Actions Taken: If any of the IRS offices I have contacted about this issue have taken action, I am not aware of it. Although I have also alerted EO tax professionals and non-profits themselves, it is really up to the IRS to fix this. The 2,000 character limit for Form 14411 means that relevant authorities and guidance, sample language, examples, charts, links and a more complete description of actions taken have been omitted from this submission. 

And here is more information from her research:

The percentage of newly approved small 501(c)(3)s classified as private foundations immediately jumped in 2014 when Form 1023-EZ was introduced and has steadily increased.
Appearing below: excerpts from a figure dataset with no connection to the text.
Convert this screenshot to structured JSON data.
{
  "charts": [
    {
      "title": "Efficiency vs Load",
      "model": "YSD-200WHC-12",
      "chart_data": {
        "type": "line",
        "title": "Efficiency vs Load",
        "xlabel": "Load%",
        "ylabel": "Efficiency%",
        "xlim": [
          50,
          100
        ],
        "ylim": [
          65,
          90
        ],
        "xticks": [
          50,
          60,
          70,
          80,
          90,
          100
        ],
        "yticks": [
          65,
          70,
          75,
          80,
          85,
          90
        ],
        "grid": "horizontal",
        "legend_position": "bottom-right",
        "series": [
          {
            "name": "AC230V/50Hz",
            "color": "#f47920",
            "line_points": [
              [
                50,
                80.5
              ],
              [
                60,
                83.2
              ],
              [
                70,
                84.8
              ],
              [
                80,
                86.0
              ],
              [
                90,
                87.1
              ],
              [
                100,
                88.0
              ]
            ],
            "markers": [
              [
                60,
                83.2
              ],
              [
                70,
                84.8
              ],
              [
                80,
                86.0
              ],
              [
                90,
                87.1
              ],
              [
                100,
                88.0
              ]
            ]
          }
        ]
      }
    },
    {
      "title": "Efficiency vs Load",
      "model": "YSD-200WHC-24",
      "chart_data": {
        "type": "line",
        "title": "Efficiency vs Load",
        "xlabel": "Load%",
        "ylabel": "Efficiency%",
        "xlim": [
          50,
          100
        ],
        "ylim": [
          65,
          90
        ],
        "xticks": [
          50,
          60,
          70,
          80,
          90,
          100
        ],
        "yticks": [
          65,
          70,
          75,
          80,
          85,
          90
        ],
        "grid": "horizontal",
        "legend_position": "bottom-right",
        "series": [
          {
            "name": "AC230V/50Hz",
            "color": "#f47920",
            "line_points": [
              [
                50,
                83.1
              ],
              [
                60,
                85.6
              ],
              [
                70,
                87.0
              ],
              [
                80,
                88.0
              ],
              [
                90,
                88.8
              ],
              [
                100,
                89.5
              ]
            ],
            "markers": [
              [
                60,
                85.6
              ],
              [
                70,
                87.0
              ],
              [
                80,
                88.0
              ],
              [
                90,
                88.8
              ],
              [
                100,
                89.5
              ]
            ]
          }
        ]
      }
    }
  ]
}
In 2013, before Form 1023-EZ, less than 5% of newly approved 501(c)(3) organizations were private foundations. . . . .

By the end of 2014, less than a year after the introduction of Form 1023-EZ, misclassified 1023-EZ users were already applying for and receiving reclassification. By the end of 2022, close to 9,000 EZ-origin private foundations (almost 20% of the 9-year total) had applied for and received reclassification, and an additional 30% had disappeared from the IRS database of charities. At the end of 2022, less than half of 1023-EZ applicants initially determined to be private foundations still had that status. In contrast, close to three quarters of applicants determined to be private foundations back in 2013, pre-1023-EZ, still had that status in late 2023.